Il ressort des termes de la décision attaquée que Mme B... doit être éloignée à destination du pays dont elle possède la nationalité ou tout pays dans lequel elle est légalement admissible. Or, il ressort des pièces du dossier que l’intéressée a obtenu une protection internationale en Grèce et ne peut, dès lors, être renvoyée vers la RDC. Il s’ensuit que Mme B... est fondée à soutenir que la décision fixant le pays de destination, en tant qu’elle autorise expressément son renvoi en RDC, méconnaît les stipulations précitées et, par suite, à en demander l’annulation.


Il résulte de ce qui précède que Mme B... est seulement fondée à demander l’annulation de l’arrêté du 2 octobre 2023 en tant qu’il fixe comme pays de destination le pays dont elle a la nationalité.

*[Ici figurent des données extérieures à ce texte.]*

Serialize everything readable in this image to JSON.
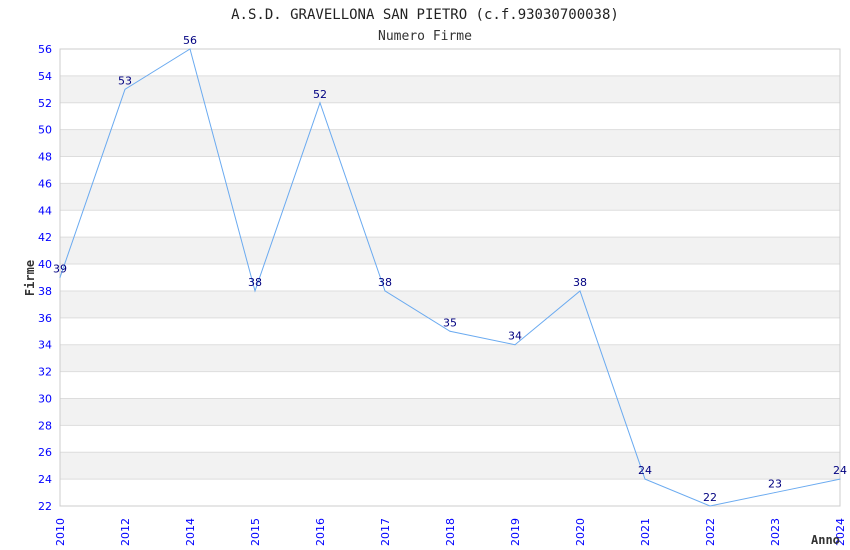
{
  "chart_data": {
    "type": "line",
    "title": "A.S.D. GRAVELLONA SAN PIETRO (c.f.93030700038)",
    "subtitle": "Numero Firme",
    "xlabel": "Anno",
    "ylabel": "Firme",
    "categories": [
      "2010",
      "2012",
      "2014",
      "2015",
      "2016",
      "2017",
      "2018",
      "2019",
      "2020",
      "2021",
      "2022",
      "2023",
      "2024"
    ],
    "series": [
      {
        "name": "Firme",
        "values": [
          39,
          53,
          56,
          38,
          52,
          38,
          35,
          34,
          38,
          24,
          22,
          23,
          24
        ]
      }
    ],
    "ylim": [
      22,
      56
    ],
    "ytick_step": 2,
    "grid": true,
    "colors": {
      "line": "#6aaaf0",
      "band": "#f2f2f2",
      "grid": "#dddddd",
      "tick": "#0000ff",
      "label": "#000080"
    }
  }
}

Sur les conclusions à fin d’injonction :

Eu égard au motif d’annulation retenu, le présent jugement n’implique aucune mesure d’exécution. Par suite, les conclusions à fin d’injonction présentées par Mme B... ne peuvent qu’être rejetées.


Sur les frais de l’instance :

Il n’y a pas lieu, dans les circonstances de l’espèce, de mettre à la charge de l’Etat, qui n’a pas la qualité de partie perdante à l’instance, la somme que demande Mme B... sur le fondement des dispositions de l’article L. 761-1 du code de justice administrative et de l’article 37 de la loi du 10 juillet 1991.






D E C I D E :









Article 1er : L’arrêté du 2 octobre 2023 du préfet de Seine-et-Marne est annulé en tant qu’il fixe la République Démocratique du Congo comme pays de destination.


Article 2 : Le surplus des conclusions de la requête de Mme B... est rejeté.






Article 3 : Le présent jugement sera notifié à Mme A... B..., à Me Ouedraogo et au préfet de Seine-et-Marne.

Copie en sera adressée au ministre de l’intérieur.

Délibéré après l'audience du 5 février 2026, à laquelle siégeaient :

Mme Bonneau-Mathelot, présidente,
M. Gauthier-Ameil, premier conseiller,
M. Demas, conseiller.

Rendu public par mise à disposition au greffe le 19 février 2026.


Le rapporteur,



F. GAUTHIER-AMEIL

La présidente,



S. BONNEAU-MATHELOT

La greffière,



I. GARNIER


La République mande et ordonne au préfet de Seine-et-Marne, en ce qui le concerne, et à tous commissaires de justice à ce requis en ce qui concerne les voies de droit commun contre les parties privées, de pourvoir à l’exécution du présent jugement.